O auto-conhecimento. Passar a mensagem à pessoa de que nós somos seres altamente complexos, desenvolvidos e virados para a nossa capacidade de ser felizes. Inevitavelmente, todos nós temos esse potencial. Quanto melhor conhecermos os nossos pontes fracos e as nossas dificuldades, melhor lidamos com isso e corremos menos riscos de estas emoções se tornarem em patologias. Isso só acontece quando não conseguimos lidar com as emoções, quando eu acho “eu estou triste e não devia estar”. Quando eu pensar “estou triste, mas é natural que esteja”, vou gerir muito melhor essas situações todas. E para isto tenho que me conhecer bem, saber as coisas que são importantes para mim. Aperceber-me que, na vida, pode haver situações em que reagimos de forma mais negativa do que outras pessoas, e isso é normal. Não significa que somos fracos. Parece que temos que estar sempre apontados a um modelo de perfeição, como se houvesse super-homens e pessoas capazes de lidar com todo o tipo de circunstâncias. E não é assim. Há situações que para mim são simples e para outros são complexas. E vice-versa. E isto só acontece, este aceitar, se promovermos o relacionamento e a comunicação, porque só nos conhecemos através dos outros. Precisamos de espaço para estar com os outros e para convivermos, para nos conhecermos melhor.
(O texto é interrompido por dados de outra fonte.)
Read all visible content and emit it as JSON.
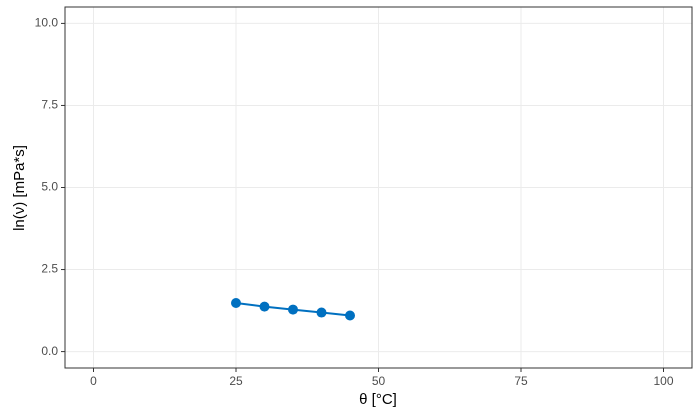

A sociedade, então, não dá esse espaço às pessoas para estarem mais tempo juntas…

Nós hoje contactamos com muito mais pessoas do que no passado. Temos redes sociais muito alargadas, mas temos muito menos tempo para isso, em relação ao passado. Temos relações que são muito mais centradas na imagem, muito mais centradas no superficial. Não estou a dizer isto de uma forma negativa. É o tempo que temos, com relações menos profundas e emocionais, naturalmente. Hoje em dia há menos tempo para termos realmente mais tempo para relações humanas que possam ser mais significativas para nós. Nós percebemos bem e da pior maneira, nesta altura, que a economia tem que crescer. Se a economia não cresce, a nossa sociedade não cresce, porque as nossas necessidades são crescentes. Isso tem o seu custo. E o custo é conhecermo-nos pior do que devíamos.

E de que forma se pode promover um saudável auto-conhecimento?

Aumentando as relações interpessoais profundas. Verdadeiras relações afetivas, onde haja verdadeira partilha de afetos. Eu, para saber que sou alto, tenho que conhecer pessoas mais baixas do que eu. Tudo na vida é relativo. Os outros é que me dão o reflexo de mim próprio. Na troca de afetos com os outros conheço os meus. E se eu reconhecer os meus, mais facilmente lido com eles. E é isso que falta. Eu preciso de perceber que os outros também ficam tristes como eu fico triste. A psicologia tem um grande papel para isso, porque é a ciência que ajuda a um melhor auto-conhecimento.